HomerJ wrote: ↑Mon Apr 19, 2021 11:31 am
Marseille07 wrote: ↑Mon Apr 19, 2021 11:08 am
qwerty123 wrote: ↑Mon Apr 19, 2021 10:06 am
I guess my point is - saying "I just wrote off the seed money, so I never need to rebalance out" may be true for now, but at some amount of growth you should reconsider that - if 1% turns into 90%, you should
probably sell a little.
Realistically though, if funny money trades starting at 5% becoming 90% of your NW, then you can pretty much retire at that point. And what I would do then is to simply make monthly withdrawals from the funny money side to nudge toward 50/50 with your Boglehead side.
That's what people did in the dot-com era. And then they had to go back to work.
You can't just retire with 90% of your net-worth in "funny money", because, by definition, that stock/investment is risky, and can crash as fast as it went up.
If your funny money account became so large that you go ahead and retire, the smart move would be to first rebalance nearly all of it back to a boring traditional Boglehead portfolio, not slowly take withdrawals to move yourself back to a balanced portfolio.
Well, again, it's not "funny money," unless you have no idea what you are doing and you are all in on DOGE. Then ok, whatever, gamble away. But the (admittedly high) number of people who do that should not detract from those that research and invest in a more structured, I believe more intelligent, way.
Also, I'm not so sure the "smart move" is to move it all back into a traditional Bogleheads portfolio right now, in one lump sum. With hindsight, perhaps, but then we are being results based and not looking at real EV at this point in time. What if I'm given 5-1 odds to draw to a flush in poker. Should I? From an EV standpoint, absolutely! But I'll still lose 65% of the time...
Let's say you have a portfolio that is 75% crypto, and you could sell it all today, pay your taxes, put the rest in your standard 60-40 portfolio, and retire. Not a luxurious retirement, but fairly solid (economy class flights, Dominican cigars). Should you? What if you believe your crypto portfolio is significantly undervalued at these prices, and hence think selling now is negative EV? What if you want to sell to reduce risk, but can't stomach selling Ethereum at a 260 billion market cap, when you are convinced it's a 1 trillion asset minimum, today (so 3-4x from here, even more longer term)?

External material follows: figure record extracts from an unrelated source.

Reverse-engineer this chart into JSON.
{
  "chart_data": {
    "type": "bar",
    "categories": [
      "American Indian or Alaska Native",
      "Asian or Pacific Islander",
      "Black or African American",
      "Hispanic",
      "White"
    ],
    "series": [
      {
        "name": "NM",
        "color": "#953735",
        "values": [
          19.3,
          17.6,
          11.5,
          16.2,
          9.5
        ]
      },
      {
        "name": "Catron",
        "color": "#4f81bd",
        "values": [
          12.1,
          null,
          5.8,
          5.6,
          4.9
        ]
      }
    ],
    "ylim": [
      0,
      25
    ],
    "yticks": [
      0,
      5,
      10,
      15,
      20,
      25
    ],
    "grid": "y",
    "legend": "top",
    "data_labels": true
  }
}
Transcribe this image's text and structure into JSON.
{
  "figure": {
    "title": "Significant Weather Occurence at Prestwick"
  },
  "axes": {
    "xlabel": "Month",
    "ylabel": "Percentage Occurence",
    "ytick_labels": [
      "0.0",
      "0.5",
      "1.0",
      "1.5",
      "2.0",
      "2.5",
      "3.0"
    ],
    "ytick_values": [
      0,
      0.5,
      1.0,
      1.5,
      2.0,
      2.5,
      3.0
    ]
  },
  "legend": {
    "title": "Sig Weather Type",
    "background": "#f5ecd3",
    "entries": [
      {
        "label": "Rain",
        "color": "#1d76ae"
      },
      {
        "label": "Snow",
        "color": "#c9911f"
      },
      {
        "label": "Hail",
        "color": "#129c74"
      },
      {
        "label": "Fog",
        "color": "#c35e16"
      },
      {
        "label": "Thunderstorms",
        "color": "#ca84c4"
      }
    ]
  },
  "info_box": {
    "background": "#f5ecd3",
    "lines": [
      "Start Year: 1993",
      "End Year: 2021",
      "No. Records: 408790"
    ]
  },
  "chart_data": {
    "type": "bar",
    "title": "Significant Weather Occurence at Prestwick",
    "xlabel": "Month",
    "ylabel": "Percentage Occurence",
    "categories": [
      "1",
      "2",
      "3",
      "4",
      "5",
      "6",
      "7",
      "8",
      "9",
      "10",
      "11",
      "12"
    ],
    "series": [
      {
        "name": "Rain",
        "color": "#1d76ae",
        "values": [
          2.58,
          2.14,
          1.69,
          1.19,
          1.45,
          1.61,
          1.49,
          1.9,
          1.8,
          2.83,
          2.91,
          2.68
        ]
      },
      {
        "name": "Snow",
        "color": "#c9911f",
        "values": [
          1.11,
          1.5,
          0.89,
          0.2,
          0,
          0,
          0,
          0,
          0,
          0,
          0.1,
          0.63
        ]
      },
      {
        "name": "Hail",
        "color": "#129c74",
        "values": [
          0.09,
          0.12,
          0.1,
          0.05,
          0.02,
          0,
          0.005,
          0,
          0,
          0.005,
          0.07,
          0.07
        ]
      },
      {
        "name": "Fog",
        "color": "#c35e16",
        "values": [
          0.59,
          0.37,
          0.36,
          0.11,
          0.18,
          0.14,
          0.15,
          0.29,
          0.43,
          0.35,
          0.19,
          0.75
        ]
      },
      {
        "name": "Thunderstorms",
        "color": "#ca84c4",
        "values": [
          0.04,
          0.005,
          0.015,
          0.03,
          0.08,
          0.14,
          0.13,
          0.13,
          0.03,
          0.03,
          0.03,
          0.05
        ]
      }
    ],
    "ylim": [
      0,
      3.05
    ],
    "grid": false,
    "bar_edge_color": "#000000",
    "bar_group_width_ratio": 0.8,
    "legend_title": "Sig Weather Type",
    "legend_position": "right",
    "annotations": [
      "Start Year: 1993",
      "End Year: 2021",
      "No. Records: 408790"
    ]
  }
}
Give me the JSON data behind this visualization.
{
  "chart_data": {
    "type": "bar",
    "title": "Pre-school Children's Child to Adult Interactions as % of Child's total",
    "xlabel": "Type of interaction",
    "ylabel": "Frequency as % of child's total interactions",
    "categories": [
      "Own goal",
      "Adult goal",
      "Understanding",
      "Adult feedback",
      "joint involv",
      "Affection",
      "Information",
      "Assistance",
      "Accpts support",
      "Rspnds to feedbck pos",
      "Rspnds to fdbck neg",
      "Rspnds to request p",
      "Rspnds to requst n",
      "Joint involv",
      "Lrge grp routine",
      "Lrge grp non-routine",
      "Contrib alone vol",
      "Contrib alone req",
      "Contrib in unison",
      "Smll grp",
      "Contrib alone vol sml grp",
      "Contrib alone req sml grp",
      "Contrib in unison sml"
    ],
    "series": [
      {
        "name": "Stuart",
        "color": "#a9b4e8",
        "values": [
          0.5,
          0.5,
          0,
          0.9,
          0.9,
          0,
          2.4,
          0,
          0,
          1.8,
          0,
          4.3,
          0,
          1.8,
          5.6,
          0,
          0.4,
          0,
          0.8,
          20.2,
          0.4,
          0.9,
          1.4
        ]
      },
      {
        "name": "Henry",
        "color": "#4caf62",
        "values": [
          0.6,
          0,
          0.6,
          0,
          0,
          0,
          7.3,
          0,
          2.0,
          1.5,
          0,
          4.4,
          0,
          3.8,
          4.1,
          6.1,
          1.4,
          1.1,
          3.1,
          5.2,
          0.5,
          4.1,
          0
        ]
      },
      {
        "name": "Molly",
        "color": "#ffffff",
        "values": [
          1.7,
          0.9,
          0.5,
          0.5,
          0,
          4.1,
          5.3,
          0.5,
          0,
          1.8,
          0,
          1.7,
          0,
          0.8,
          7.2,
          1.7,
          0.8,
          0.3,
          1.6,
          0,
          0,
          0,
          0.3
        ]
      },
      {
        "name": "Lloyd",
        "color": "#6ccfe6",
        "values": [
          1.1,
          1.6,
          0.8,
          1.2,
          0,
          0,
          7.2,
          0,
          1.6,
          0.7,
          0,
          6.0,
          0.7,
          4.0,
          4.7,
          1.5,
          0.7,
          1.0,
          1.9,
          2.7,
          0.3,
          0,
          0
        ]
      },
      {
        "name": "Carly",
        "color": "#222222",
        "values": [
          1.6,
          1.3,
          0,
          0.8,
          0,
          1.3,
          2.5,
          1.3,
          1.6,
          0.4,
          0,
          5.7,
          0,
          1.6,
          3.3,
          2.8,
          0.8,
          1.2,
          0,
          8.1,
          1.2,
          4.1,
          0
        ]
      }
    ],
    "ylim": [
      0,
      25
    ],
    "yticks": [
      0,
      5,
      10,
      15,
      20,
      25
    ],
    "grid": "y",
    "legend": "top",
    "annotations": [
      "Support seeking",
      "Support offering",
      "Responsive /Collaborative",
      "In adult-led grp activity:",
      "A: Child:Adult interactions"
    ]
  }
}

Wouldn't the better strategy be to take some profits now, especially in more speculative tokens, but keep holding a large crypto portfolio until the market gets a bit closer to what you believe is fair value? You can say the market is already fairly valued by definition, but I would counter that the crypto market is incredibly inefficient, just look at DOGE or XRP... And hence "nobody knows nothing" does not apply to crypto. But I would say that, wouldn't I? I could be dead wrong. There's the rub!
Again, I have no crystal ball, in hindsight perhaps selling everything now could be the better plan. We just don't know. I'm only trying to balance risk with expected reward, and it's quite challenging. To say the best option is to sell it all is probably not the ideal EV approach. Even if it turns out to be correct, in hindsight.